Like most of us, I have a lot of old photographs at home. Few of mine are particularly organized. Most of them are in boxes, not albums, and there are altogether too many of them: We’ve been a camera-crazy family for a long, long time.
This situation has been amplified in the last couple of years, as I inherited boxes of photos from both my father’s and mother’s families. Clearly, my duty is to sort through them, get the more significant or appealing ones scanned and digitized, share them with my brother and our children, and then get some of those boxes out of my basement.
So I’ve been spending a lot of time recently with the images of my relatives and their friends, their cats and dogs and horses, dating back to the late 19th century. Some of them are of people I know and remember: the elderly great-aunts of my childhood revealed as adorable children, the grandfather I recall as portly and bald shown as a slender, dapper youth with a full head of hair in his days as a medical student at St. Louis University. There are photos of my parents as young marrieds, and photos of my brother and me as we grew from infancy to adulthood.
Some of the photographs are of people who died long before I was born. Some of them are of relatives by marriage, or of close friends. Some of them were saintly; a few of them were scoundrels. (Those would all be relatives by marriage, of course.) All of them claim a place in the family archives and in the family memory.
The author of the Letter to the Ephesians writes of another kind of family, the family of God. We are all children in that family, chosen, adopted through faith and marked through baptism. Like any family, we’re prone to squabbles, but we usually at least acknowledge one another as relatives.
Different denominations define sainthood differently in terms of official recognition. Most agree that everyone in heaven qualifies as a saint, a vast “cloud of witnesses” that C.S. Lewis compared to an army, “spread out through all time and space and rooted in eternity.” The saints are those who died for the faith or who worked conscientiously for God’s kingdom, the great teachers and the great examples, the leaders and the faithful followers.
The New Testament uses the word “saints” to include all baptized Christians. That would make just about everybody in this room a saint, by the standards of the early Church.
But are we saints by our faith and actions, as well as by baptism? We are God’s own children by adoption, but are we bringing credit to the family name?
Jesus makes pretty clear what’s expected of us: “Love your enemies, do good to those who hate you, bless those who curse you, pray for those who abuse you. Do to others as you would have them do to you.”
This is a difficult task. When someone has injured us, it’s a lot easier to seek revenge, in ways overt or subtle, than to do them kindnesses. When someone curses us, our immediate impulse is usually to curse them back (rude hand gesture optional). If we pray for someone who has abused us, it’s too often phrased in terms of making them see and correct the error of their ways. And it’s too easy to translate the Golden Rule into a mandate to do what would suit us personally, rather than actually looking at things from the point of view of someone else.
Jesus was known for giving tough assignments – “If your right eye offends you, pluck it out” – but I suspect that he grades on a curve. If everyone were held to the standard that he sets forth in the gospels, Heaven would be full of wide open spaces, with very few occupants.
Fortunately, we know that even the greatest saints had great faults. Start with the apostles: Peter was forever shooting off his mouth and saying the wrong thing, and he denied Christ at the most crucial moment possible. James and John, the sons of Zebedee, angled for position, wanting to sit next to Jesus in his kingdom, trying to beat out their colleagues for the best spots at the table. Matthew worked as a tax collector, which was like being a bandit with a desk job, especially in that time and place. All of the disciples questioned and doubted Jesus, even though they’d witnessed his miracles; none of them stuck around when he was arrested.
Yet those flaws did not prevent them from spending the rest of their lives in witnessing to the fact of Jesus as Savior, from spreading the good news of the Resurrection, or from dying as martyrs for Christ’s faith. No one would ever question their right to be numbered in the company of the saints. That should give us hope.

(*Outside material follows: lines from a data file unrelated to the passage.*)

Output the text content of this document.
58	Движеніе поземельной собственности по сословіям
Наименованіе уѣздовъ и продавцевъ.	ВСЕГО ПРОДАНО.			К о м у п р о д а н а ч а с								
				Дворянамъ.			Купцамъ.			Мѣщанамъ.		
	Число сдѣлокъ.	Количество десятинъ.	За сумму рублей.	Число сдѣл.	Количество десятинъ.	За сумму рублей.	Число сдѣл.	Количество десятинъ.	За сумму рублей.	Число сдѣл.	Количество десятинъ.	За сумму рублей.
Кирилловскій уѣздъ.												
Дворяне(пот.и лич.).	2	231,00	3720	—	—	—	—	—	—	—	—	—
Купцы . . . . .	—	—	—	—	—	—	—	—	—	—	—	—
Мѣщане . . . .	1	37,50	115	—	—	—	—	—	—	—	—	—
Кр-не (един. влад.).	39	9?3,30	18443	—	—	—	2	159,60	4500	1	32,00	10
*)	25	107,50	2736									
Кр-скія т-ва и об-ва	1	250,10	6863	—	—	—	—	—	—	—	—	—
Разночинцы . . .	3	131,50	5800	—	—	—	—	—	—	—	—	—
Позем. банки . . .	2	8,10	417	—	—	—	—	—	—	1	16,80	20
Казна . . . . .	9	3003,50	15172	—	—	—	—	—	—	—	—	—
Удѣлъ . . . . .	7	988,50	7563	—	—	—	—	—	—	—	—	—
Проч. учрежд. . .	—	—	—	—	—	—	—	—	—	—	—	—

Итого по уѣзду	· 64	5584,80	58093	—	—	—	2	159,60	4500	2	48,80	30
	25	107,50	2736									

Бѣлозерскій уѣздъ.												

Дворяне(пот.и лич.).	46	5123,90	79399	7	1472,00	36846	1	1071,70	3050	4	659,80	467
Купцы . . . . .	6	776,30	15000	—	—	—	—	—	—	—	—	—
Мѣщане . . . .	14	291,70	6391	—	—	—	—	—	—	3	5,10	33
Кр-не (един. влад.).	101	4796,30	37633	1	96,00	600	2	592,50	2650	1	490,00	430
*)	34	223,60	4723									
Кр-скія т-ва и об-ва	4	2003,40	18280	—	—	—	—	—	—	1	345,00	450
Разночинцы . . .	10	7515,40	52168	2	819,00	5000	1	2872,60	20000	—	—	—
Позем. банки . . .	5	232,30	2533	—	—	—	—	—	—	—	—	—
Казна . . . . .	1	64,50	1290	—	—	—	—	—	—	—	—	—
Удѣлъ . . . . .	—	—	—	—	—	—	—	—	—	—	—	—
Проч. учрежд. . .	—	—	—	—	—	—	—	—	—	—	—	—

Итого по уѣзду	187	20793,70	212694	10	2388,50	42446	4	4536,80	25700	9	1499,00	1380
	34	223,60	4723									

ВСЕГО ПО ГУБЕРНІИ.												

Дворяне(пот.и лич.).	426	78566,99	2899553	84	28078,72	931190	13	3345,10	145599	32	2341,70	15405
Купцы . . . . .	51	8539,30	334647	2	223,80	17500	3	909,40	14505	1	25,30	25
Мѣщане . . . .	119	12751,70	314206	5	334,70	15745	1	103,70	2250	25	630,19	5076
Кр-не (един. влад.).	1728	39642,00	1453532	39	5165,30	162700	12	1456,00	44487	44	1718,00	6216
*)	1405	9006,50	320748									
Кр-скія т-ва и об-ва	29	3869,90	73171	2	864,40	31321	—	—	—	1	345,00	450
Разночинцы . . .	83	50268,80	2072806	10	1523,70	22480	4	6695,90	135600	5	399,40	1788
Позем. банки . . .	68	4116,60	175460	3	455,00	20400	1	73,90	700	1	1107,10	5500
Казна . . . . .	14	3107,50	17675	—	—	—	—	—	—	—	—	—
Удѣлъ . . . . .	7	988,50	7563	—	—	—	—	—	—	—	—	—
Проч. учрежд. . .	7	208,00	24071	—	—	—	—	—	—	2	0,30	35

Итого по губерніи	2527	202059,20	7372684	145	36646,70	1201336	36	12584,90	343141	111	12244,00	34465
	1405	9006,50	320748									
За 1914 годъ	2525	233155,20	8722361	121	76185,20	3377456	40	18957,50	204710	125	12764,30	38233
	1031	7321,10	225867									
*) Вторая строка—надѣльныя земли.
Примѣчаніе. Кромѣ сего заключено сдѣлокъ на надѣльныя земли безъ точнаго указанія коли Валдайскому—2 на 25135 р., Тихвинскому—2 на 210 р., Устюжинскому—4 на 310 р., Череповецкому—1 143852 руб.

Today’s bulletin contains a list of our family and friends who have gone on before us, our personal saints. Some of them were really saintly; a few of them were probably scoundrels.
But God is like a parent who loves us and forgives us in spite of our shortcomings and our failures, who assures of us of forgiveness and acceptance when we follow in faith. We are all children of God by adoption, secure in the knowledge that we have a place at the table, and a page in the family album.
O God, we thank you for the saints who went before us and those who surround us now, all those who faithfully strive, however imperfectly, to live your word. Grant us grace to continue in your truth, and bring us to your heavenly kingdom. In Christ’s name we pray, Amen.